Tuesday, March 17, 2015

Frances Hardinge: Finally

The blogosphere has been telling me to read Frances Hardinge for agesFly By Night was the first one I heard of, but somehow I never got around to it.  And then everyone started talking about Cuckoo Song, and I wanted it, wanted it so bad I went out and got the sample from Amazon.

And finally read it.  Loved the sample.  Went to buy the book.

Found out that it had been removed from the site.

What?  Why?  Who knows?  Some kind of US/UK rights thing, I assume; it'd been out in the UK for a long time, but was not "officially" out in the US yet?  Something like that.  I've been stalking it ever since, for months now.

And then: Netgalley!  Oh, Netgalley, I love you, in spite of your enabling of my really-starting-to-be-worrisome addiction.  The publisher let me have a copy of this to read and good lord, it was so good.

Here's the thing that's cool--it's NOT mind-blowing.  Like, this book is not about turning my world upside down and causing me to rethink my understanding of consciousness or free will (I'm looking at you, Ancillary Justice). It didn't bust anything wide open--it just did what it was doing--a book about a girl who begins to realize that not everything in her life is as it should be, and that reality is not what she thought she knew--absolutely perfectly.

Triss wakes up in bed, sick and miserable.  Her parents are solicitous; the doctor is not worried.  She fell into the river, you see--she even remembers climbing out and stumbling home.  But why are her memories so oddly distant?  Why does her little sister scream at the sight of her?  And what is this wild hunger she can't satisfy?

There are so many good moments in this story, I just want to list them off to explain how they accumulate to make the book amazing. I think what it comes down to is that at every point where things could have been formulaic, that formula was tacitly acknowledged, and then either subverted or happened to fit in with the story.

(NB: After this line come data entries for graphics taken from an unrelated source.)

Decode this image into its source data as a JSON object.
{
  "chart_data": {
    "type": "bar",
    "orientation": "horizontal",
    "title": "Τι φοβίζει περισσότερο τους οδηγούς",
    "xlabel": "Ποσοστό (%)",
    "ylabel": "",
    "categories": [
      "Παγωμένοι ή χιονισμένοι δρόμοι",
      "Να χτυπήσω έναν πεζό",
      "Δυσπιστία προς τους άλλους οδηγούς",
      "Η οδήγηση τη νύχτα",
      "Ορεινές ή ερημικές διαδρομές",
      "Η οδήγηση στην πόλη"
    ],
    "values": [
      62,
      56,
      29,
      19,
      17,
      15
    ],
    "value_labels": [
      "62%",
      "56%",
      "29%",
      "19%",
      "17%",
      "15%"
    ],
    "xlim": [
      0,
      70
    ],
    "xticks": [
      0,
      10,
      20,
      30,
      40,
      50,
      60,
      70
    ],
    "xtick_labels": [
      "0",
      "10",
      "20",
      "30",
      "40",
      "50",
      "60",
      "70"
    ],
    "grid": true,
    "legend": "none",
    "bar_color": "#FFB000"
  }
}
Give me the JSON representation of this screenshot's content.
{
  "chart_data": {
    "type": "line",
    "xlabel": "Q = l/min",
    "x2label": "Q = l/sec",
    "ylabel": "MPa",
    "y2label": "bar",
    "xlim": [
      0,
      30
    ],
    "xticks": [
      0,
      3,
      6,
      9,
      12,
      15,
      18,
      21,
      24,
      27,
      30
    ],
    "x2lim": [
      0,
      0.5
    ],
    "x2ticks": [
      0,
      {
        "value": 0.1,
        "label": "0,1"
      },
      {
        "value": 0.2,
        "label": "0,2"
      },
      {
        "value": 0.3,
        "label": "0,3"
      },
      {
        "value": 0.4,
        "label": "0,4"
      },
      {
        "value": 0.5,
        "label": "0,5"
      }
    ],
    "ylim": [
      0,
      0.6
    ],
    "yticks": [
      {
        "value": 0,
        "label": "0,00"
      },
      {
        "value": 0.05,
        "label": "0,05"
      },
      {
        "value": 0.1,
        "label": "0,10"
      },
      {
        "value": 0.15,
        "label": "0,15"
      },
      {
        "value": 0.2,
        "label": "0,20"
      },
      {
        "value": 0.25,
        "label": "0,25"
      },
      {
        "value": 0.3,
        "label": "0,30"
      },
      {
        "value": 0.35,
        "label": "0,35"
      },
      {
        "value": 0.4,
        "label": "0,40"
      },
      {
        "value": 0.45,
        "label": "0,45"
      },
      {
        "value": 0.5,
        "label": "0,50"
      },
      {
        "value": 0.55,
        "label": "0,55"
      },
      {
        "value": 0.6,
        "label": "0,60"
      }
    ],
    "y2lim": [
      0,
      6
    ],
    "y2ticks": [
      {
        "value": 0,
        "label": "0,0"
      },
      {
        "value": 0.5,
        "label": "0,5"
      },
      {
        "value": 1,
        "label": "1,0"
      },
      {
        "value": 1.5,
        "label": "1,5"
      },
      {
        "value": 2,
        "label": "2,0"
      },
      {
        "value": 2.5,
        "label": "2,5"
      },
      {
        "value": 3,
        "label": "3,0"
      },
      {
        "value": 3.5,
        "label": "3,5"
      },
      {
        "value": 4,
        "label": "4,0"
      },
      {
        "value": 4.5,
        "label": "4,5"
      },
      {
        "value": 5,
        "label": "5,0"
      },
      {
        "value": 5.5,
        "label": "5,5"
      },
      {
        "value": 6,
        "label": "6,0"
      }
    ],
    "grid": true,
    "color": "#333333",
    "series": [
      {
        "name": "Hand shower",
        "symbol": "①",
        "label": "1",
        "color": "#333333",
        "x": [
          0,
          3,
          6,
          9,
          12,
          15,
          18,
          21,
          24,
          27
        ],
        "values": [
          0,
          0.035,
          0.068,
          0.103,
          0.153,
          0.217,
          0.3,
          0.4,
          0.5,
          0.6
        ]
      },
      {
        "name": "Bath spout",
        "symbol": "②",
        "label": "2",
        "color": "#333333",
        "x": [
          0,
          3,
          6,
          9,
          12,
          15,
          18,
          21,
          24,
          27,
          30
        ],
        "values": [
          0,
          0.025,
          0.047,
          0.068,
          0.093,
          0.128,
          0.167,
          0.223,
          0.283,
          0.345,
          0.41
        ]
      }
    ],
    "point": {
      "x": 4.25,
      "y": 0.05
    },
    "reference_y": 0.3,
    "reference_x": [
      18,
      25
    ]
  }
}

Take the title.  You've got a girl with confused memories, magical elements, and a title about a cuckoo--it's not long before you start thinking about changelings.  But this is not a book where you sit through the first act thinking, "God, I hope we're not leading up to a big reveal at the end that she's a changeling, because duh."  But no, not even remotely--Hardinge realizes how much of this you are probably figuring out, and she doesn't let you get bored with the details as revealed.  You watch Triss come to the conclusions that you've seen coming, and every step down that path is worth it.

There are all sorts of beats that you expect to hit.  When Triss realizes that her sister, Pen, might be right about her, she approaches her, and you expect an unlikely alliance to form.  But Pen screams at her and sends her away.  If later they confront each other and form a relationship, well, it's not the one that seemed obvious and clear from the beginning.

People whom formula leads me to believe will be allies or enemies end up being nothing so clear cut.  People make mistakes--huge ones--and have to live with the consequences.  People change, just a little bit, just enough to think maybe they can do better. 

And every character in the whole book is the hero of his or her own story--you could choose anyone and write a whole book about their adventure.  If it was Triss's mother, it would be literary fiction about finding her way through depression and motherhood.  If it was Pen, it would be about the biggest mistake of her life, and what sisterhood means.  If it was Violet, it would be about setting yourself free from the past.  If it was the Architect, it would be about fighting the system to save your people from oppression. 

Do you know how hard that is?  How enormous an accomplishment, to contain all of those viewpoints, and yet to keep us locked in with Triss, invested in her best interests at the expense of others, or even of what you might like to have happen?  And it feels effortless, inevitable, like nothing at all.

This book is the highest craftsmanship.  It was an absolute pleasure.